Kemudian apakah paket kebijakannya itu cukup komprehensif? Dodi menilai hal itu masih bisa diperdebatkan lagi. Paket kebijakan Jokowi tersebut hendaknya terus disosialisasikan lebih massif lagi sehingga ide dan gagasan memperlunak oligarki bisa lebih menjangkau publik.
Dodi menyebut sejak 2014 lalu sudah terlihat langkah-langkah Jokowi untuk mengatasi oligarki. Saat itu, Jokowi tidak ingin bergantung kepada pengusaha besar. Langkah itu pun dinilainya positif lantaran akan bebas dalam membuat kebijakan negara, tanpa dihantui rasa balas budi.

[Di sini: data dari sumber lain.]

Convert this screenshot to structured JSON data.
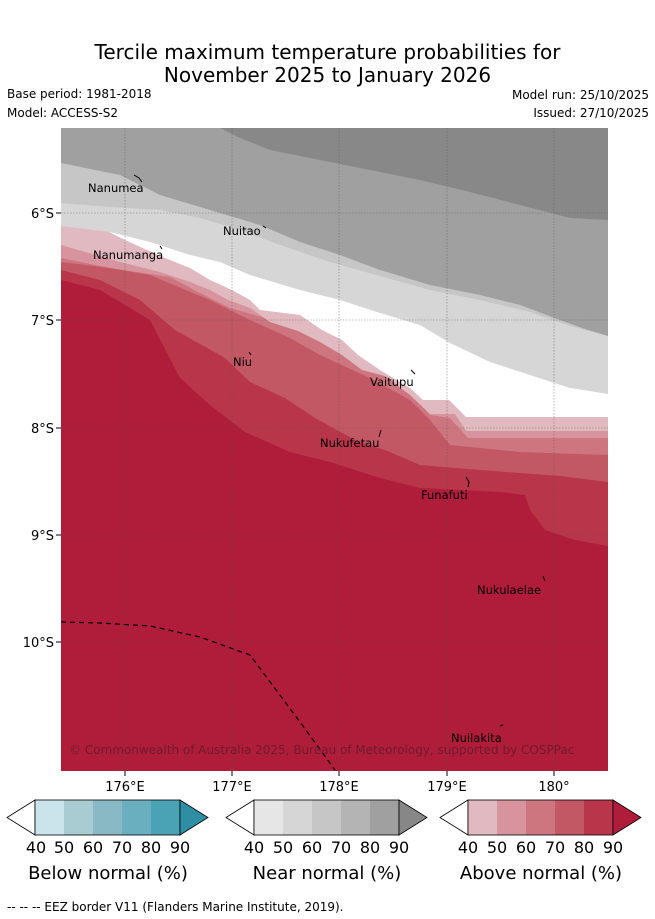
{
  "title_line1": "Tercile maximum temperature probabilities for",
  "title_line2": "November 2025 to January 2026",
  "base_period": "Base period: 1981-2018",
  "model": "Model: ACCESS-S2",
  "model_run": "Model run: 25/10/2025",
  "issued": "Issued: 27/10/2025",
  "map": {
    "lon_labels": [
      "176°E",
      "177°E",
      "178°E",
      "179°E",
      "180°"
    ],
    "lat_labels": [
      "6°S",
      "7°S",
      "8°S",
      "9°S",
      "10°S"
    ],
    "islands": [
      "Nanumea",
      "Nuitao",
      "Nanumanga",
      "Niu",
      "Vaitupu",
      "Nukufetau",
      "Funafuti",
      "Nukulaelae",
      "Nuilakita"
    ],
    "copyright": "© Commonwealth of Australia 2025, Bureau of Meteorology, supported by COSPPac"
  },
  "colorbars": [
    {
      "title": "Below normal (%)",
      "ticks": [
        "40",
        "50",
        "60",
        "70",
        "80",
        "90"
      ],
      "colors": [
        "#ffffff",
        "#cbe4eb",
        "#a9cbd2",
        "#8ab9c6",
        "#6aafbf",
        "#4aa3b4",
        "#2e8fa4"
      ]
    },
    {
      "title": "Near normal (%)",
      "ticks": [
        "40",
        "50",
        "60",
        "70",
        "80",
        "90"
      ],
      "colors": [
        "#ffffff",
        "#e6e6e6",
        "#d6d6d6",
        "#c6c6c6",
        "#b4b4b4",
        "#a0a0a0",
        "#878787"
      ]
    },
    {
      "title": "Above normal (%)",
      "ticks": [
        "40",
        "50",
        "60",
        "70",
        "80",
        "90"
      ],
      "colors": [
        "#ffffff",
        "#e1b9c0",
        "#d7949e",
        "#cd767f",
        "#c35865",
        "#b9354a",
        "#b01d3b"
      ]
    }
  ],
  "footnote": "--  --  -- EEZ border V11 (Flanders Marine Institute, 2019)."
}
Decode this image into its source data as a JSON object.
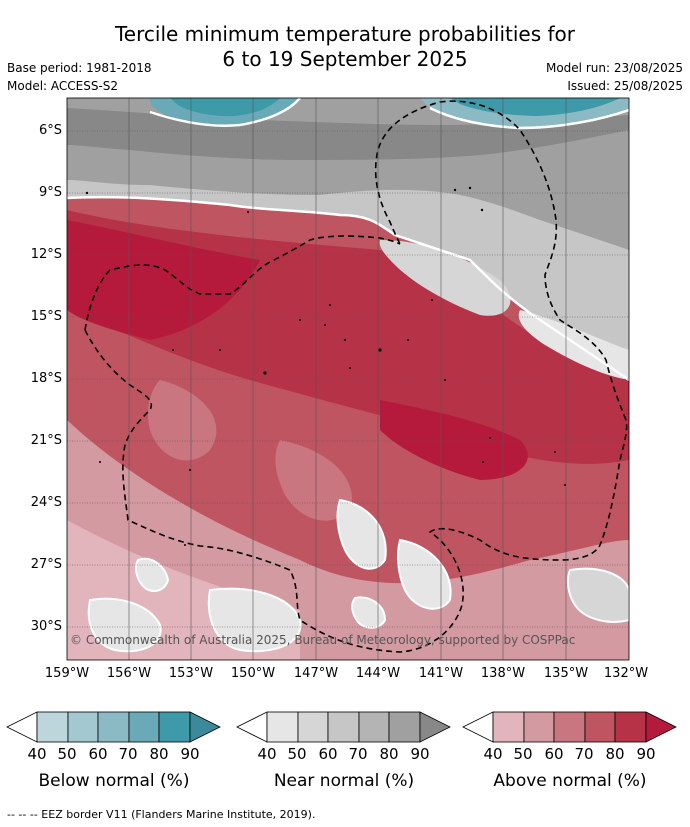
{
  "title_line1": "Tercile minimum temperature probabilities for",
  "title_line2": "6 to 19 September 2025",
  "base_period": "Base period: 1981-2018",
  "model": "Model: ACCESS-S2",
  "model_run": "Model run: 23/08/2025",
  "issued": "Issued: 25/08/2025",
  "lat_labels": [
    "6°S",
    "9°S",
    "12°S",
    "15°S",
    "18°S",
    "21°S",
    "24°S",
    "27°S",
    "30°S"
  ],
  "lon_labels": [
    "159°W",
    "156°W",
    "153°W",
    "150°W",
    "147°W",
    "144°W",
    "141°W",
    "138°W",
    "135°W",
    "132°W"
  ],
  "credit": "© Commonwealth of Australia 2025, Bureau of Meteorology, supported by COSPPac",
  "colorbars": [
    {
      "name": "Below normal (%)",
      "ticks": [
        "40",
        "50",
        "60",
        "70",
        "80",
        "90"
      ],
      "colors": [
        "#ffffff",
        "#bcd6dc",
        "#a4c8d0",
        "#8bbac5",
        "#6aaab8",
        "#3e9aa8",
        "#3a8a9c"
      ]
    },
    {
      "name": "Near normal (%)",
      "ticks": [
        "40",
        "50",
        "60",
        "70",
        "80",
        "90"
      ],
      "colors": [
        "#ffffff",
        "#e6e6e6",
        "#d6d6d6",
        "#c6c6c6",
        "#b4b4b4",
        "#a0a0a0",
        "#888888"
      ]
    },
    {
      "name": "Above normal (%)",
      "ticks": [
        "40",
        "50",
        "60",
        "70",
        "80",
        "90"
      ],
      "colors": [
        "#ffffff",
        "#e2b4bb",
        "#d49aa2",
        "#c97680",
        "#c05562",
        "#b63247",
        "#b51a3c"
      ]
    }
  ],
  "footnote": "--  --  -- EEZ border V11 (Flanders Marine Institute, 2019)."
}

"Sudah ada, tapi kurang komprehensif," imbuh dia.
Saksikan Video Menarik Berikut Ini:
Beri Akses UMKM
Karena itu, pada sisa pemerintahan Jokowi-JK ini, Dodi menilai ada dua hal yang harus dilakukan untuk meminimalisasir oligarki tersebut. Pertama soal kebijakan infrastruktur yang perlu diteruskan. Termasuk memperkuat basis pengusaha kelas menengah dan kecil agar bisa masuk dan bisa menikmati kue pembangunan Nasional.
"Itu secara substantif perlu ditambah kemudian dibikin komprehensif," ucap Dodi.
Lalu, kedua menyosialisasikan kebijakan pemerintah agar publik bisa mengetahuinya dengan jelas. Di sini perlu ada komunikasi secara intensif antara pemerintah dengan masyarakat.
"Pemerintah setiap melakukan kebijakan sering dinilai negatif. Kelihatannya mereka gagal bisa menjual, membungkus kebijakan-kebijakan mereka untuk konsumsi publik," ucap Dodi.
Jadi, tegas dia, ada urusan tentang substantif kebijakan dan urusan bagaimana mensosialisasikan kebijakan itu. Agar publik tahu apa yang dilakukan pemerintah. "Nah itu masih kurang sekarang (dilakukan)," ujar Dodi.